Tuesday, May 29, 2007

Play nice with Zend Framework

Glad to announce that I managed to integrate Zend_Search_Lucene with Seagull framework. I used bridge pattern to close the gap to it, and have written a little IndexBuilder class that makes use of strategies to harvest search targets. Made a strategy for articles in database so they are searchable.

Was a bit concerned about performance side of the thing, just imagine that ZF uses Apache Lucene`s java based search engine & I made a wrapper around a wrapper, sound pretty silly btw :) On win box I needed quite a few seconds do generate/search even small indices. The biggest surprise came when I made it in work on linux (debian/vserver) server, its lightning fast, so slowness on win is probably a local environmental issue. The index size is really acceptable (if you design fields of documents correctly), so it scales well.

Most people use LIKE SQL queries for searches, it has serious limitations (it is enough for simple cases), example: search in multiple fields, various boost factors.

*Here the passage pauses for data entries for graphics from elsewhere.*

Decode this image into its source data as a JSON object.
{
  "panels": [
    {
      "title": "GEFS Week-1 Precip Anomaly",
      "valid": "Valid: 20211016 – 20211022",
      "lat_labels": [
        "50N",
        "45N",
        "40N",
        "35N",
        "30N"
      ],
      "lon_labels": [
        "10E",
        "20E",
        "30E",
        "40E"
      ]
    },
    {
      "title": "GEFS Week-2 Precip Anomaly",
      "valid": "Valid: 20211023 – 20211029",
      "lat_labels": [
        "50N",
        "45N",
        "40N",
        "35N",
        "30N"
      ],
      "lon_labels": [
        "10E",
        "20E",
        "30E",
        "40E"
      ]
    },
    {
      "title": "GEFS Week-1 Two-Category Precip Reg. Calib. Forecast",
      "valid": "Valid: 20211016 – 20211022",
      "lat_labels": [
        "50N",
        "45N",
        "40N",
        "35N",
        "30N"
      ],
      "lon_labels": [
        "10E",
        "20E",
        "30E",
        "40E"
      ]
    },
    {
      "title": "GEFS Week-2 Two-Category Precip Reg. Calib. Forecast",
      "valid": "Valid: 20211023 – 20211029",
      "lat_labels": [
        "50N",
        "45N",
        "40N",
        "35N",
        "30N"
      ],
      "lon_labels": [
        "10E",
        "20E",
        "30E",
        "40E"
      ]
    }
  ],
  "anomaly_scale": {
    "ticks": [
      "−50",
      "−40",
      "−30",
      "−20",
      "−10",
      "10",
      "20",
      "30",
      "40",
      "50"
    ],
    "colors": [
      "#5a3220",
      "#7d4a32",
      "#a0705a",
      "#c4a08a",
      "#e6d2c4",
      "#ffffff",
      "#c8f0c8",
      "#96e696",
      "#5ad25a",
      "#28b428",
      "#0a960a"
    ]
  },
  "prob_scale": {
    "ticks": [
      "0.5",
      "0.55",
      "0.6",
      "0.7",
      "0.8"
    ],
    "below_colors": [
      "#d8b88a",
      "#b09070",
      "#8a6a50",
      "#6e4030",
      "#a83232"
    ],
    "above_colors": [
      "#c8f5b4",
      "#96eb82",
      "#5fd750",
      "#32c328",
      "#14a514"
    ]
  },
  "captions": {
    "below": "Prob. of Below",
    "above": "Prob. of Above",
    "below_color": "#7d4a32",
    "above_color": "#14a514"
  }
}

More still to come (release/wiki), if somebody needs it badly leave a message here

2 comments:

demianturner@gmail.com said...

Sounds really interesting, would love to hear more how you did it.

pentarim said...

Hi Demian,

I have made a class SGL_Search that holds the bridge to Zend_Search_Lucene, it adds some functionality as SGL path information, added useful functions as drop, getPagedData, isIndexDefined. ZF cant implement this because they work with full path, & I have added some rules for storing indices

"vardir"/search/index/"indexname"/"language_encoding".

The SGL_Search_IndexBuilder class supports multilingual index generation, with strategy pattern, so a strategy could be deployed for whatever type of content SGL has (cms, custom content).

Preparing the documentation (will make a wiki entry of it) with some improvements with alpha release of this thingie.

Have my todo on admin backend because its really unserious for now, just a simple manager without reindex ranges, updating indices without drop etc. But when it is done it will be published.